Interesting! Thanks, Johan. I see there’s more about the pregnancy on Tea at Trianon: https://teaattrianon.blogspot.ca/2014/06/the-pregnancy-of-duchesse-dangouleme.html.
Thank you for the link to my blog. I am very grateful. Of course, Marie-Thérèse suffered a great deal throughout the Revolution, not only in prison, but also on the several occasions when the mob threatened her family. It was especially traumatic for her as a child to see heads carried on pikes. But she was keenly aware that others had suffered as well, which is why she made a point of visiting Lyon and other cities and towns in France where the revolutionaries had massacred hundreds of people. It is also why the princess spent so much money on hospitals, orphanages, and on helping the poor.
You’re most welcome, Elena Maria. Tea at Trianon is a wonderful resource for anyone interested in Marie-Thérèse and her family.

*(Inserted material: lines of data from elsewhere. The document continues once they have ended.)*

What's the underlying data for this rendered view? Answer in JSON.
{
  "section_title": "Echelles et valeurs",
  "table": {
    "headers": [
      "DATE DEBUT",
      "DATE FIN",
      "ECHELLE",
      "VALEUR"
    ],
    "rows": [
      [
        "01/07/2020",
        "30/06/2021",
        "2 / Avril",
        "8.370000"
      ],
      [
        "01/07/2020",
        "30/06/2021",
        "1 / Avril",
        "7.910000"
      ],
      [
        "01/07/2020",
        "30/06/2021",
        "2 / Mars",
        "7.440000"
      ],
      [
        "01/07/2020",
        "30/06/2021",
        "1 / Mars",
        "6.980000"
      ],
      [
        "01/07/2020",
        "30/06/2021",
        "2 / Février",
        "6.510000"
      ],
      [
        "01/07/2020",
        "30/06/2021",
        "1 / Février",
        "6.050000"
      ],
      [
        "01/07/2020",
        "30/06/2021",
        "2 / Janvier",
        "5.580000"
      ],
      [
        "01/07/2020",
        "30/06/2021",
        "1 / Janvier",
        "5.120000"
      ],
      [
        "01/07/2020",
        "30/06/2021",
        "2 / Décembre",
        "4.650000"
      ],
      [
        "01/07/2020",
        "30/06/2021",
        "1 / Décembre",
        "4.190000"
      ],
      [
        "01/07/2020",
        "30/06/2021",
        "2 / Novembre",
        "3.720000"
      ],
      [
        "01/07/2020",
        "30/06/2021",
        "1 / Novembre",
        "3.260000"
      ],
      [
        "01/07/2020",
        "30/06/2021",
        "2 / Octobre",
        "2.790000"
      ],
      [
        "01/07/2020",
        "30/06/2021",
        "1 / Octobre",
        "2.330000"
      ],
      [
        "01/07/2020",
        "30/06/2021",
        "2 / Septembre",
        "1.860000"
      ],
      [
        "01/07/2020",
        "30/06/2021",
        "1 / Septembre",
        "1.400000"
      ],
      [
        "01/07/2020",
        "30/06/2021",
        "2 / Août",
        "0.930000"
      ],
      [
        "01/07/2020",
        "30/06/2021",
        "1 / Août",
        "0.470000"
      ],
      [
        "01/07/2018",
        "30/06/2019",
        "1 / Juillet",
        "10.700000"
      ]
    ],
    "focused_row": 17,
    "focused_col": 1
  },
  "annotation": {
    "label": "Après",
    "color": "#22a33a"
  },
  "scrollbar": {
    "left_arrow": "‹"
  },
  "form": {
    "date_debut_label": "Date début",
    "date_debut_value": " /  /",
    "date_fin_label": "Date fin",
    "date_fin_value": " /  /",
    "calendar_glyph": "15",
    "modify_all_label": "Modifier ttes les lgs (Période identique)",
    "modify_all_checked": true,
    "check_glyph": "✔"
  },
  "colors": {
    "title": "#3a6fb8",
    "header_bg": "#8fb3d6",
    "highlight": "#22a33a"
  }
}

She was very generous and devout.
I was looking up Louis Antoine because I wanted to know more about his cause of death, and I ended up here somehow, and that goes to show you that there are no accidents. It took 10 years longer than I thought, but my book became published and available as of 8/26/24. This is in the spirituality and new age category. It is called, “I’m on Assignment!” and under my full name of Diane Marie Taylor. Royalties to St. Jude, 100%.
Congratulations on the publication, Diane.